On se nourrit des anciens et des habiles modernes; on les presse, on en tire le plus que l'on peut, on en renfle ses ouvrages; et, quand enfin l'on est auteur et que l'on croit marcher tout seul, on s'élève contre eux, on les maltraite, semblable à ces enfants drus et forts d'un bon lait qu'ils ont sucé, qui battent leur nourrice. . . .

Entre toutes les différentes expressions qui peuvent rendre une seule de nos pensées, il n'y en a qu'une qui soit la bonne; on ne la rencontre pas toujours en parlant ou en écrivant. Il est vrai néanmoins qu'elle existe, que tout ce qui ne l'est

point est faible, et ne satisfait point un homme d'esprit qui veut se faire entendre.

Le philosophe consume sa vie à observer les hommes, et il use ses esprits à en démêler les vices et le ridicule: s'il donne quelque tour à ses pensées, c'est moins par une vanité d'auteur, que pour mettre une vérité qu'il a trouvée dans tout le jour nécessaire pour faire l'impression qui doit servir à son dessein. Quelques lecteurs croient néanmoins le payer avec usure, s'ils disent magistralement qu'ils ont lu son livre, et qu'il y a de l'esprit; mais il leur renvoie tous leurs éloges qu'il n'a pas cherchés par son travail et par ses veilles. Il porte plus haut ses projets, et agit pour une fin plus relevée: il demande des hommes un plus grand et un plus rare succès que les louanges, et même que les récompenses, qui est de les rendre meilleurs.

CORNEILLE ET RACINE.

S'il est permis de faire entre eux quelque comparaison, et de les marquer l'un et l'autre par ce qu'ils ont de plus propre, et par ce qui éclate le plus ordinairement dans leurs ouvrages, peut-être qu'on pourrait parler ainsi: Corneille nous assujettit à ses caractères et à ses idées, Racine se conforme aux nôtres: celui-là peint les hommes comme ils devraient être, celui-ci les peint tels qu'ils sont.

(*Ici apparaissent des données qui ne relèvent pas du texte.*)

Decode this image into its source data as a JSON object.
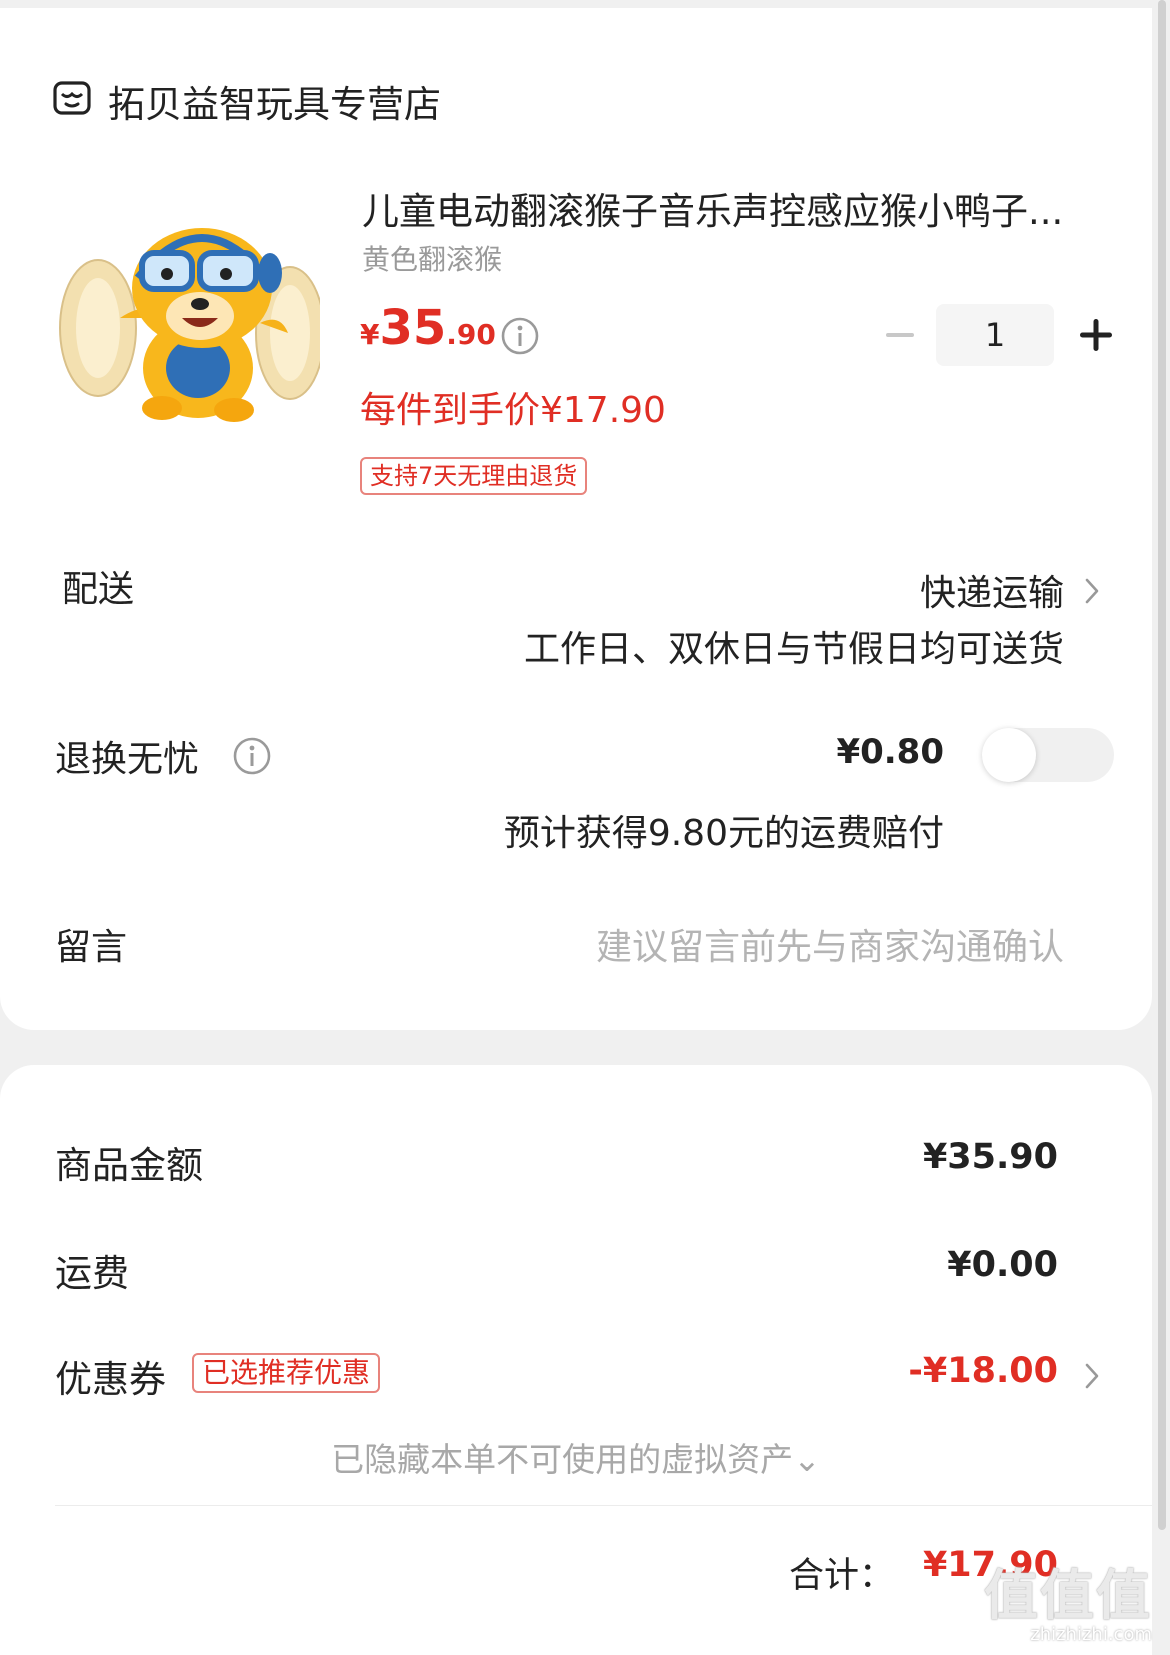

Il y a plus dans le premier de ce que l'on admire, et de ce que l'on doit même imiter; il y a plus dans le second de ce qu'on reconnaît dans les autres, ou de ce que l'on éprouve dans soi-même. L'un élève, étonne, maîtrise, instruit; l'autre plaît, remue, touche, pénètre. Ce qu'il y a de plus beau, de plus noble et de plus impérieux dans la raison, est manié par le premier; et, par l'autre, ce qu'il y a de plus flatteur et de plus délicat dans la passion. Ce sont, dans celui-là, des maximes, des règles, des

« PreviousContinue »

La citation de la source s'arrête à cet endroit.